Still, being able to stand before these marvelous creatures and drink in the smallest detail of the patterns, scales, and contours of countless snakes, the shapes, textures, and colors of birds and their feathers, the alien-arachnid hybridization of crabs, and so many astonishingly intricate insects – the variety of size, shape, color, which was just…awesome.

I lost myself in dreamy gradients and fractals, lost count of uncanny eyespots. I’d never noticed how some beetles resemble poison dart frogs poised to spring. I’d never seen a sputnik sea urchin that still had its spectacular spines. I didn’t realize how much beautiful variation, from subtle to striking, could exist between animals of the same species. I marveled at how, even in death, snakes bear such a powerful presence. And over and over again I was overwhelmed by the enormity of all we stand to lose, ached for how much we’ve already lost, mourned how much we never knew we had before it was already gone forever.

Exquisite Creatures explores humanity’s need to connect with the natural world and evinces its stimulating power over us. when our eyes perceive order, diversity, color, symmetry, and balance in natures, we experience renewal both emotionally and spiritually.”

If you’re like me, you’re probably very curious, perhaps even concerned about how Marley obtains all of these beautiful animals. All of Marley’s vertebrates are reclaimed, collected from institutions, such as aquariums and museums, or individuals after dying of natural or incidental causes. The only exception is made for some oceanic organisms, when fishing vessel bycatch is the reclamation source. According to Marley, “These are specimens that are unintentionally caught, usually by trawlers, and then are either discarded or sold to fish markets. I believe many such specimens have far greater aesthetic than culinary value. It is my contention that ensuring they can inspire for generations through their preservation is a far more worthy end than their immediate consumption.”

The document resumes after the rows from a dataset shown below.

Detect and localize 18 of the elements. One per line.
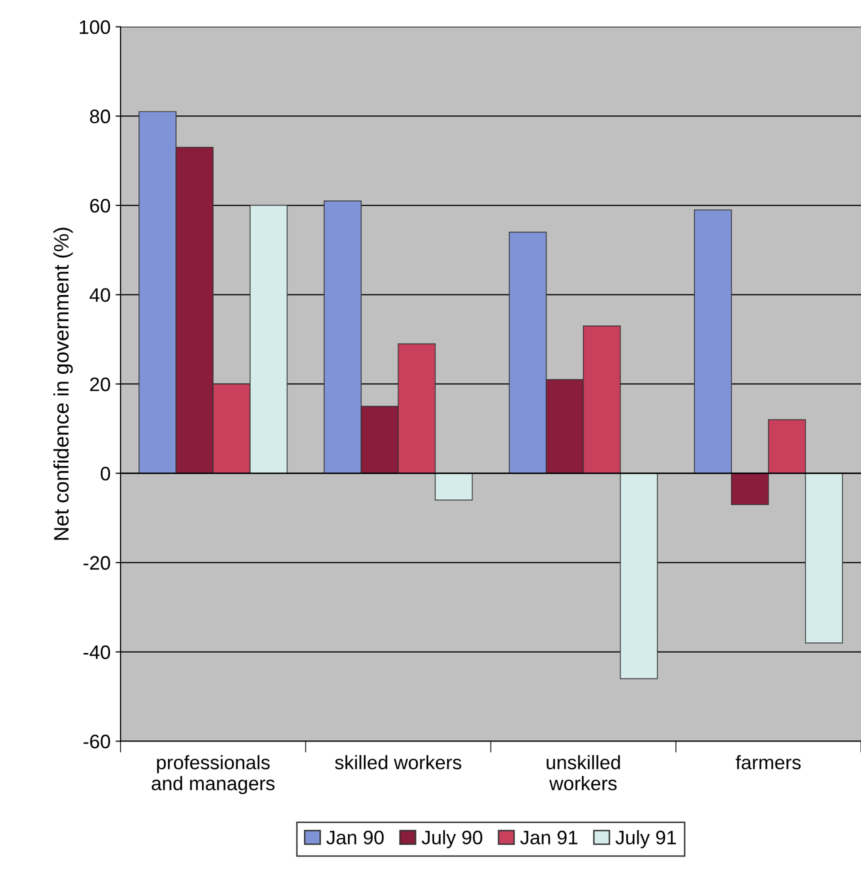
x-tick-label: skilled workers bbox=[335, 755, 462, 770]
y-axis-title: Net confidence in government (%) bbox=[53, 228, 73, 540]
legend-label: Jan 90 bbox=[326, 830, 384, 844]
y-tick-label: 80 bbox=[90, 110, 110, 124]
x-tick-label: unskilled workers bbox=[546, 755, 620, 790]
y-tick-label: 20 bbox=[90, 377, 110, 392]
y-tick-label: -40 bbox=[84, 645, 110, 660]
x-tick-label: farmers bbox=[736, 755, 801, 770]
y-tick-label: -20 bbox=[84, 556, 110, 570]
x-tick-label: professionals and managers bbox=[152, 755, 275, 794]
y-tick-label: -60 bbox=[84, 734, 110, 748]
y-tick-label: 40 bbox=[90, 288, 110, 302]
y-tick-label: 0 bbox=[100, 466, 110, 481]
legend-label: July 91 bbox=[616, 830, 676, 848]
y-tick-label: 100 bbox=[80, 20, 110, 34]
y-tick-label: 60 bbox=[90, 198, 110, 213]
legend-label: Jan 91 bbox=[520, 830, 578, 844]
legend-label: July 90 bbox=[422, 830, 482, 848]
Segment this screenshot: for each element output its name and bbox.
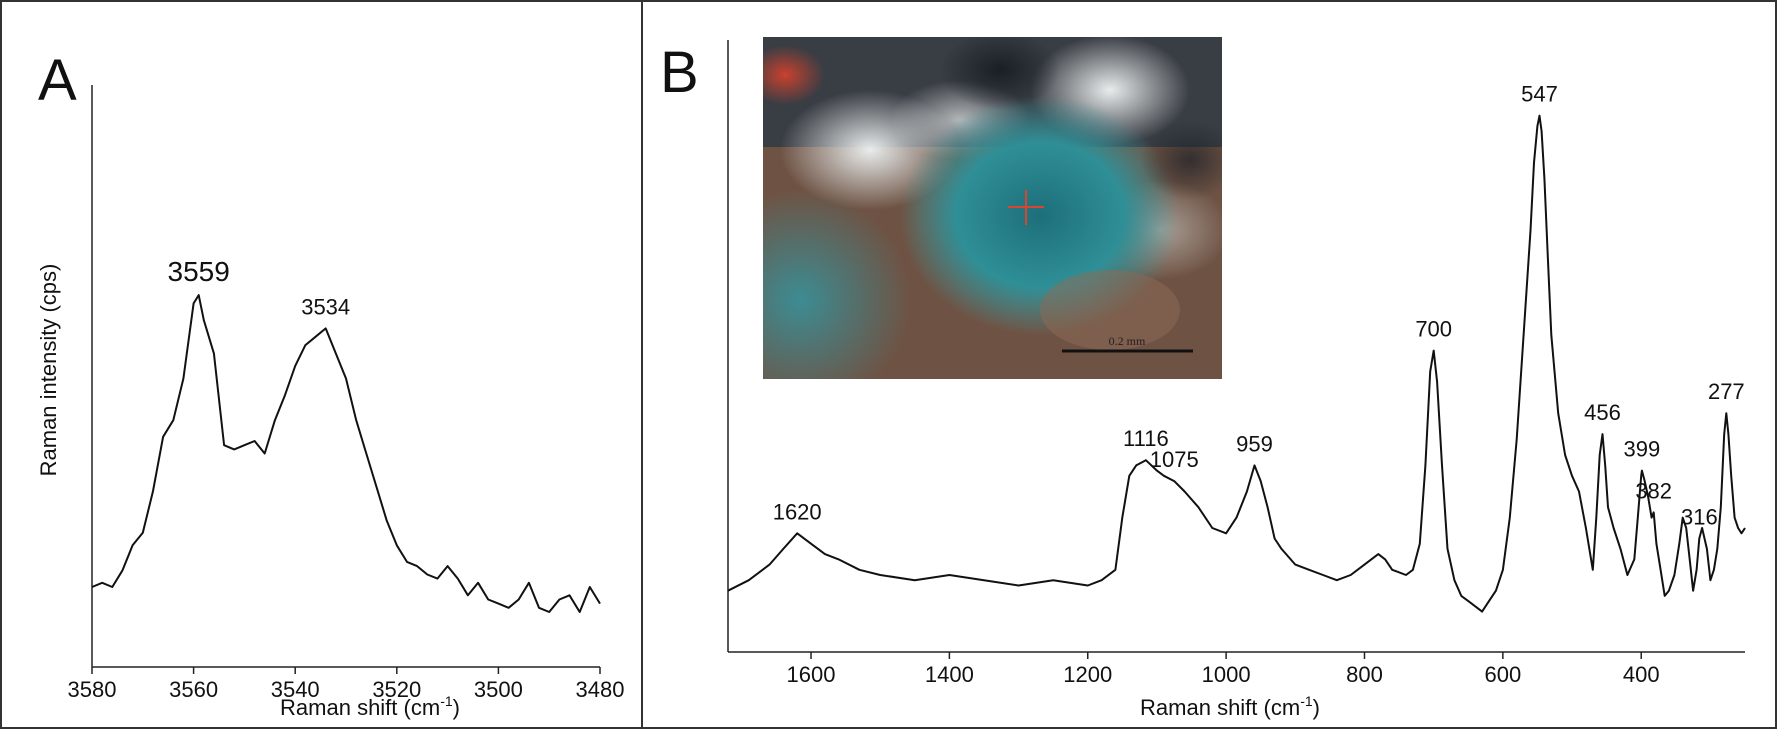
panel-b-x-ticks: 1600 1400 1200 1000 800 600 400 (787, 652, 1660, 687)
panel-b-spectrum-line (727, 114, 1746, 613)
x-tick-label: 3560 (169, 677, 218, 702)
x-tick-label: 3540 (271, 677, 320, 702)
panel-a-peak-labels: 3559 3534 (168, 256, 351, 319)
peak-label-547: 547 (1521, 82, 1558, 107)
peak-label-382: 382 (1635, 478, 1672, 503)
x-tick-label: 3520 (372, 677, 421, 702)
x-tick-label: 1600 (787, 662, 836, 687)
panel-a: A 3580 3560 3540 3520 3500 3480 3559 3534 Rama… (36, 48, 624, 720)
peak-label-1075: 1075 (1150, 447, 1199, 472)
panel-a-letter: A (38, 48, 77, 113)
panel-a-x-ticks: 3580 3560 3540 3520 3500 3480 (68, 667, 625, 702)
peak-label-3559: 3559 (168, 256, 230, 287)
panel-b-axes (727, 40, 1745, 653)
panel-a-spectrum-line (91, 294, 601, 613)
scale-bar-label: 0.2 mm (1109, 334, 1146, 348)
peak-label-700: 700 (1415, 317, 1452, 342)
micrograph-inset: 0.2 mm (763, 37, 1222, 379)
peak-label-316: 316 (1681, 504, 1718, 529)
x-tick-label: 400 (1623, 662, 1660, 687)
x-tick-label: 1000 (1202, 662, 1251, 687)
peak-label-1620: 1620 (773, 499, 822, 524)
peak-label-959: 959 (1236, 431, 1273, 456)
x-tick-label: 800 (1346, 662, 1383, 687)
panel-a-y-axis-title: Raman intensity (cps) (36, 264, 61, 477)
peak-label-277: 277 (1708, 379, 1745, 404)
panel-b: B 1600 1400 1200 1000 800 600 400 1620 11161075… (660, 37, 1746, 720)
panel-a-axes (91, 85, 600, 668)
peak-label-456: 456 (1584, 400, 1621, 425)
peak-label-3534: 3534 (301, 294, 350, 319)
x-tick-label: 1200 (1063, 662, 1112, 687)
peak-label-399: 399 (1624, 437, 1661, 462)
x-tick-label: 3580 (68, 677, 117, 702)
panel-b-x-axis-title: Raman shift (cm-1) (1140, 693, 1320, 720)
x-tick-label: 3480 (576, 677, 625, 702)
panel-b-letter: B (660, 40, 699, 105)
x-tick-label: 3500 (474, 677, 523, 702)
panel-a-x-axis-title: Raman shift (cm-1) (280, 693, 460, 720)
x-tick-label: 1400 (925, 662, 974, 687)
peak-label-1116: 1116 (1123, 426, 1169, 451)
x-tick-label: 600 (1484, 662, 1521, 687)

“When organisms die in the care of the institutions or individuals dedicated to their husbandry, they can either be disposed of or they can be preserved and incorporated into lasting tributes to their masterful design. Aquariums, quarantine facilities, museums, importers, breeders and others have entrusted me with their most treasured charges. It is a weighty undertaking to create from them works that are worthy of the vibrance they add to the natural world.”

Christopher Marley

Marley’s invertebrates are all sustainably collected from their countries origin by local catchers, something I’d previously heard about elsewhere, but never properly researched. This method of responsible insect collecting, “not only has no measurably negative effect on insect populations, but it offers an alternative to ranching or farming for often impoverished people with few options for sustenance other than working the land.”

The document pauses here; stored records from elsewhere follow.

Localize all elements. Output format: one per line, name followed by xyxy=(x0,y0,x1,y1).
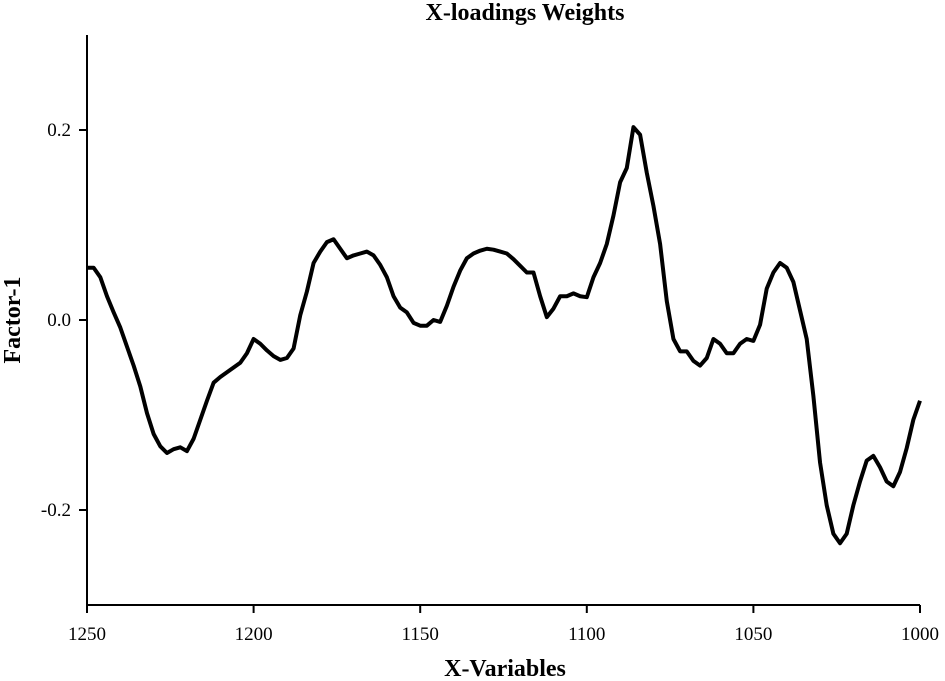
x-tick-label: 1250 xyxy=(68,624,106,645)
y-axis-label: Factor-1 xyxy=(0,276,26,363)
x-axis-label: X-Variables xyxy=(444,656,566,681)
x-tick-label: 1150 xyxy=(402,624,439,645)
x-tick-label: 1000 xyxy=(901,624,939,645)
chart-title: X-loadings Weights xyxy=(426,0,625,26)
y-tick-label: 0.2 xyxy=(47,120,71,141)
data-line xyxy=(87,125,922,546)
x-tick-label: 1050 xyxy=(734,624,772,645)
y-tick-label: 0.0 xyxy=(47,310,71,331)
x-tick-label: 1200 xyxy=(235,624,273,645)
y-tick-label: -0.2 xyxy=(41,500,71,521)
x-tick-label: 1100 xyxy=(568,624,605,645)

“Insect collecting helps offer native people an economic incentive to preserve local habitats by helping them to make their living through the collection of a renewable, sustainable forest resource.” 

Christopher Marley

Exquisite Creatures runs through February 17, 2020 at OMSI in Portland, Oregon. If you’re unable to get there in person, the exhibition is a companion to Marley’s gorgeous book, Biophilia, which is every bit as captivating.